The company says the tone around AI has shifted markedly, moving away from broad capability claims towards practical workflow applications. Use cases highlighted at the show included AI-assisted editing in professional video, edge AI in meeting rooms and displays, and smarter audience targeting in digital signage. Futuresource says the industry is beginning to separate substantive deployment from marketing.
In the displays category, direct-view LED continued to dominate visually, with ultra-fine pitch and chip-on-board technology described as baseline expectations rather than headline innovations. Alongside the high-impact flagship installations, e-paper emerged as a credible option for scalable signage infrastructure, driven by improving image quality and falling costs.
Across audio, control, collaboration and signage, the firm observed a broad shift in where value is being created – away from hardware performance and towards software ecosystems, monitoring, analytics and lifecycle management. Futuresource says the strategic question for vendors is no longer simply what a device does, but how it is deployed, governed and maintained at scale.
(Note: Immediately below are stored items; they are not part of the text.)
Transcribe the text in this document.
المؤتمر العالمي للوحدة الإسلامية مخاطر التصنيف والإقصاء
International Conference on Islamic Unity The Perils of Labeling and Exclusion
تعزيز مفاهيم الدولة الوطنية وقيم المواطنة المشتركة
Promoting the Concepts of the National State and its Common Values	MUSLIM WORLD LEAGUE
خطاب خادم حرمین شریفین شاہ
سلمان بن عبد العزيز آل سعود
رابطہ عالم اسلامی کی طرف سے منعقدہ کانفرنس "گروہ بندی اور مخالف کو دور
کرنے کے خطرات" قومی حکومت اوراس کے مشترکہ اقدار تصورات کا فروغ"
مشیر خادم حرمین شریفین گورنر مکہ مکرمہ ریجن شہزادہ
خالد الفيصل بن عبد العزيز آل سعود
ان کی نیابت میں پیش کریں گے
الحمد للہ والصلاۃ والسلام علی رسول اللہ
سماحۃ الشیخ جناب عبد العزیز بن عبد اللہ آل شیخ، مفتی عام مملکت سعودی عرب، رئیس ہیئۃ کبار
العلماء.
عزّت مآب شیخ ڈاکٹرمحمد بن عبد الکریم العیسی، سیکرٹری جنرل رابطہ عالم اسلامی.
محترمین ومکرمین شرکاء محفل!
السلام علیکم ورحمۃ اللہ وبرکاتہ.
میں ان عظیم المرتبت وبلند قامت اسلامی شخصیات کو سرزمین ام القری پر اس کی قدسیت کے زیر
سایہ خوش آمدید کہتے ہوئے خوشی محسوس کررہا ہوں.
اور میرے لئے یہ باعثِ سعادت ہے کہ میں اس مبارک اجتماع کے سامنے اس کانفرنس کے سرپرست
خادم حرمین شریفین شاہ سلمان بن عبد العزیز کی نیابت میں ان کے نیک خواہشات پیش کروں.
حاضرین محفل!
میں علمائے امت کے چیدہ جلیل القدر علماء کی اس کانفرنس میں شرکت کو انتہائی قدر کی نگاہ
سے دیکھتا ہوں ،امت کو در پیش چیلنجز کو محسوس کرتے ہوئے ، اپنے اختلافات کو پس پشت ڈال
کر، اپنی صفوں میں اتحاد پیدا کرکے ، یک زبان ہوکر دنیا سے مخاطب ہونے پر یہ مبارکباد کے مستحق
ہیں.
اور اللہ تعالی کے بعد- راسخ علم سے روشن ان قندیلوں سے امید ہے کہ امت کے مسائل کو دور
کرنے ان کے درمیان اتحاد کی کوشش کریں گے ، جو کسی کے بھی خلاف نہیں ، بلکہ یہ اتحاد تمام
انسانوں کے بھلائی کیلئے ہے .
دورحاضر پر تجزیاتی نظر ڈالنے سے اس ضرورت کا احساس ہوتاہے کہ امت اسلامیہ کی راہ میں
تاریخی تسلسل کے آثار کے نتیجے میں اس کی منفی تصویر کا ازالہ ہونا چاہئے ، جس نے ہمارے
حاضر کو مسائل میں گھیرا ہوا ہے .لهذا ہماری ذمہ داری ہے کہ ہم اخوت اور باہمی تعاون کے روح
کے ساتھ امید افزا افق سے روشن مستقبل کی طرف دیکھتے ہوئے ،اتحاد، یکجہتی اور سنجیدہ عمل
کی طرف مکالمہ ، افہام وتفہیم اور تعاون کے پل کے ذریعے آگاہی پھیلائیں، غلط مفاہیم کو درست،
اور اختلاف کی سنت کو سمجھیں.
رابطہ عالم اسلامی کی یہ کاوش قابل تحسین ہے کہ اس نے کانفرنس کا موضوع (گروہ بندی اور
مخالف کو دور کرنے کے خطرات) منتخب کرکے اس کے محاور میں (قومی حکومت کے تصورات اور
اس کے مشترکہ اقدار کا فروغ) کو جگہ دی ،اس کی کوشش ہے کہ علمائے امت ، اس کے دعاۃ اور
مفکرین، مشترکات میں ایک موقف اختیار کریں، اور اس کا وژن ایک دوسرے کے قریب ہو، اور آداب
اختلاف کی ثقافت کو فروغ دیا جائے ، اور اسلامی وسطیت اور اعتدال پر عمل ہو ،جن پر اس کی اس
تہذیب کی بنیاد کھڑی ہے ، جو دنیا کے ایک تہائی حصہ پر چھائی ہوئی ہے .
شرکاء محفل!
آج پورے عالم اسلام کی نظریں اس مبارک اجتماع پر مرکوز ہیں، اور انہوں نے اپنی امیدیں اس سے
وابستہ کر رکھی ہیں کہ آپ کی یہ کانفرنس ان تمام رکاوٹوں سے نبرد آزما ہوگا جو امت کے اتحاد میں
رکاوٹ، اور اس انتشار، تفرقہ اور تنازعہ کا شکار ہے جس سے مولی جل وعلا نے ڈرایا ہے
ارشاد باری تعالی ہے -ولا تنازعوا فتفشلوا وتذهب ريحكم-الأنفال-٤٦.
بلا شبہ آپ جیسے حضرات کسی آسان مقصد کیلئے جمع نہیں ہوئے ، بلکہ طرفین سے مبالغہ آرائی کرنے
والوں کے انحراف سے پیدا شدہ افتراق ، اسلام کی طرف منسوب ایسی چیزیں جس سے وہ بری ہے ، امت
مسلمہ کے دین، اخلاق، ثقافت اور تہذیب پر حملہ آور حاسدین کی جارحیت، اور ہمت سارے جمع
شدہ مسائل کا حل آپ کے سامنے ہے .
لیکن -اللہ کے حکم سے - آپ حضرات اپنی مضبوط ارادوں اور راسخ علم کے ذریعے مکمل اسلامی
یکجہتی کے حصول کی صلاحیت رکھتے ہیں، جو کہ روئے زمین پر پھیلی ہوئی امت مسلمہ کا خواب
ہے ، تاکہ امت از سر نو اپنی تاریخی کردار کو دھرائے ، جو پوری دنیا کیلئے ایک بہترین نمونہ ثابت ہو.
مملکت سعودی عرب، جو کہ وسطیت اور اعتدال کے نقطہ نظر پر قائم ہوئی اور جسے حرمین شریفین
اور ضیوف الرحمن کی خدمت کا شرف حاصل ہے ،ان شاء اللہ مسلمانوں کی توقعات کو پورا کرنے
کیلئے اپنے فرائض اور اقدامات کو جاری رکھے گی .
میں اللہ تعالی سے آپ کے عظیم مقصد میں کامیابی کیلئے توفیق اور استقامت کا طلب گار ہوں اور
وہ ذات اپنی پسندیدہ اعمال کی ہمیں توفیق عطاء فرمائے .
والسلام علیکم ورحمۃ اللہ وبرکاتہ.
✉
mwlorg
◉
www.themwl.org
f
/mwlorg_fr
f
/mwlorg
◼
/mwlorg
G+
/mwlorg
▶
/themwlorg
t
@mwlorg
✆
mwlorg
On the subject of AV and IT convergence, Futuresource says networked AV is no longer a transition story. Encrypted AVoIP, cybersecurity compliance and IT alignment were described as baseline requirements across pro video, enterprise collaboration and building systems. “The industry is not converging with IT,” the firm argued. “It is operating inside it.”
Johnny Woodman, Futuresource analyst for professional displays and collaboration, said: “This year’s ISE felt like a moment of strategic pause for the professional displays and collaboration sectors — less about major product leaps and more about refining positioning, strengthening platforms, and improving ecosystem cohesion. The focus across the show was on meaningful incremental progress: AI-enabled enhancements, software-led improvements, simpler deployment, and solutions designed for flexible room formats.”
Woodman added that conversations with senior industry leaders pointed to a growing emphasis on understanding real customer journeys and clearer vertical-specific needs in what he described as a crowded market.
Amit Patel, analyst for professional audio and video, said: “ISE is always a show where the pro AV industry showcases its best technologies and innovations. From advances in professional microphones, DSP and networked audio, as well as cutting-edge developments in immersive audio, video distribution and collaboration systems, it was a great opportunity to connect with manufacturers and discuss market trends shaping integration, content creation and live event experiences.”
Ben Thrussell, associate director of sales at Futuresource, noted that the strategic questions surfacing most consistently at the show centred on where to focus for sustainable growth, how to distinguish genuine trends from noise, and how to better align with customer needs. “What stood out wasn’t a single product, but how many leaders were thinking strategically about what comes next,” he said.